Alan Brooke fue un General Británico con un brillante desempeño en diversos teatros de Guerra. A través de gran parte de la Segunda Guerra Mundial, ejerció como el principal consejero militar del Primer Ministro Winston Churchill, y  logró transformar la derrota de Dunkerque en un triunfo al salvar gran parte del ejército inglés.

Alan Brooke

Biografía de Alan Brooke

Alan Brooke fue un General inglés, quien nació un 23 de julio de 1883 en Bagneres de Bigorre en los cercanías de Pau, al sur de Francia, siendo parte de una prestigiosa familia del norte de Irlanda. Incidentalmente nació allí ya que su padre, Sir Victor, se vio en la necesidad de mudarse a esta población por motivos de salud. Contrajo nupcias en par de oportunidades y procreó cuatro hijos. Falleció en Hartley Wintney, Hampshire, el 17 de junio de 1963.

Formación Militar

Recibió su educación en Francia, donde habitó hasta sus 16 años, edad en la cual se incorporó a la Royal Military Academy, en Woolwich, obteniendo allí su diplomado como oficial de artillería. Al principiar el siglo XX sirvió en Irlanda, y luego peleó en la India.

Ascensos

A través de la Primera Guerra Mundial militó en la Royal Artillery en Francia, y al finalizar dicha contienda había escalado al grado de teniente coronel. En la etapa entreguerras, fue maestro en el Staff College, Camberley y el Imperial Defence College, donde muchos de los que allí conoció se convirtieron en los más relevantes comandantes británicos que actuaron durante la Segunda Guerra Mundial. (Ver también El Eje En la Segunda Guerra Mundial)

Alan Brooke

Ascendió al rango de Comandante en 1916 y General en 1917, y fue condecorado con todas las distinciones factibles y concebibles, de la Cruz de la Orden a la del Mérito hasta la Jarretera. Para el año 1940, Alan Brooke, ya con cincuenta y siete años y faltando solo tres años adicionales de servicio para alcanzar la edad oficial de retiro, vio como su inminente destino se distanciaba al desencadenarse el nuevo conflicto.

Segunda Guerra Mundial

Gracias a su capacidad estratégica Alan Brooke pudo participar, como parte del Alto Mando Militar Aliado, en diversos escenarios de guerra a través este segundo conflicto.
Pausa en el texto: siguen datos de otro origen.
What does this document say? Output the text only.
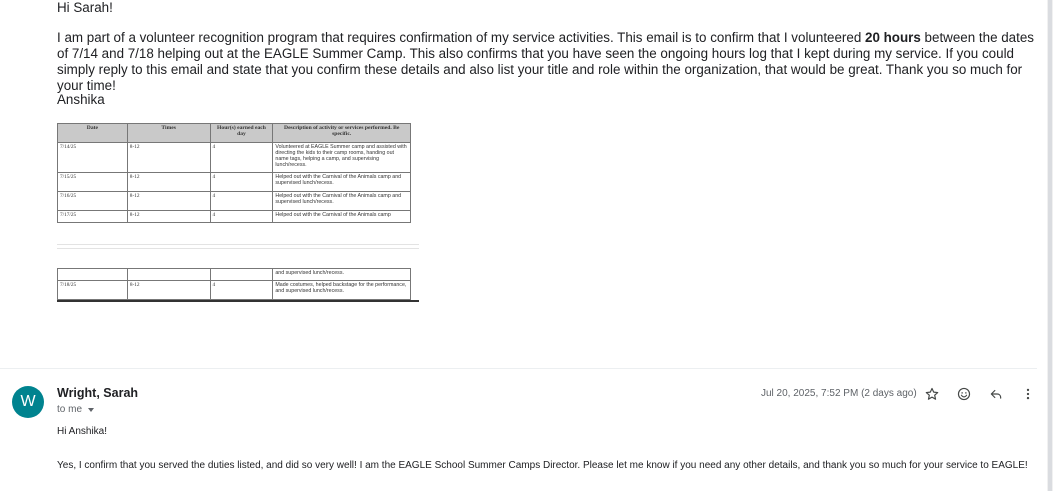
Hi Sarah!
I am part of a volunteer recognition program that requires confirmation of my service activities. This email is to confirm that I volunteered 20 hours between the dates of 7/14 and 7/18 helping out at the EAGLE Summer Camp. This also confirms that you have seen the ongoing hours log that I kept during my service. If you could simply reply to this email and state that you confirm these details and also list your title and role within the organization, that would be great. Thank you so much for your time!
Anshika
Date	Times	Hour(s) earned each day	Description of activity or services performed. Be specific.
7/14/25	8-12	4	Volunteered at EAGLE Summer camp and assisted with directing the kids to their camp rooms, handing out name tags, helping a camp, and supervising lunch/recess.
7/15/25	8-12	4	Helped out with the Carnival of the Animals camp and supervised lunch/recess.
7/16/25	8-12	4	Helped out with the Carnival of the Animals camp and supervised lunch/recess.
7/17/25	8-12	4	Helped out with the Carnival of the Animals camp
			and supervised lunch/recess.
7/18/25	8-12	4	Made costumes, helped backstage for the performance, and supervised lunch/recess.
W	Wright, Sarah
to me
Jul 20, 2025, 7:52 PM (2 days ago)
Hi Anshika!
Yes, I confirm that you served the duties listed, and did so very well! I am the EAGLE School Summer Camps Director. Please let me know if you need any other details, and thank you so much for your service to EAGLE!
Sus extensa actividad militar le permitió tener una opinión y una perspectiva clara del accionar en cada frente de guerra.

Evacuando Dunkerque

El mismo día de 1940, tras capitular Bélgica y firmar su rendición, la Wehrmacht arribaba a la que luego se conocería como la “bolsa de Dunkerque», espacio donde se hallaban confinados, con el mar a sus espaldas, las tropas belgas, los nueve escuadrones del Cuerpo Expedicionario Británico y los diez escuadrones del I Ejército francés.

Alan Brooke, con sus cuatro escuadrones del II Cuerpo de ejército, resguarda el costado de la avanzada inglesa (que al rendirse los belgas había quedado expuesto) y dirigió con mano firme a su ejército, que, acosado por el adversario, trataban  de forma desesperada ascender un angosto paso hacia los improvisados senderos de retirada de los pantanales de Dunkerque. (Ver Articulo Batalla de Dunkerque)

El 28 de mayo, una sorprendente flotilla de mil barcos apoyó la evacuación de 17.084 tropas del litoral francés. El 29, el número casi se triplicó (47.310); el 30 ascendió a 53.823, y el 31, a 68.014. Al anochecer del 4 de junio, los restantes 26.115 soldados abandonaron Dunkerque. En sumatoria, arribaron a la Gran Bretaña 337.131 soldados, de ellos 112.546 eran franceses, y  murieron 13.053 hombres.

Probablemente debido a esta operación, cuarenta y ocho horas tras haber retornado de Dunkerque, Alan Brooke fue de nuevo enviado por Winston Churchill a Francia con la instrucción de colocarse al frente de los 140,000 tropas que estaban allí y preparar el grueso de un flamante Cuerpo Expedicionario.

Alan Brooke entendió que como aquella era sólo una señal típicamente “churchilliana” (para el momento histórico, hay que mostrar la mano abierta al aliado en problemas), que la circunstancia era indefendible y que se malograron en infructuoso socorro destacamentos particularmente útiles y combativos, tuvo el arrojo de negarse a inmolar el componente militar ante las  motivaciones políticas.

Alan Brooke

Llegado a Cherburgo al anochecer del 11 de junio en un modesto carguero de bandera holandesa, Alan Brooke se congrega al próximo día con Georges y Weygand en Briare. Los máximos comandantes franceses le notifican de que habrá de ser parte en el resguardo del “reducto bretón», cuya organización ha sido resuelta por el comité interaliado.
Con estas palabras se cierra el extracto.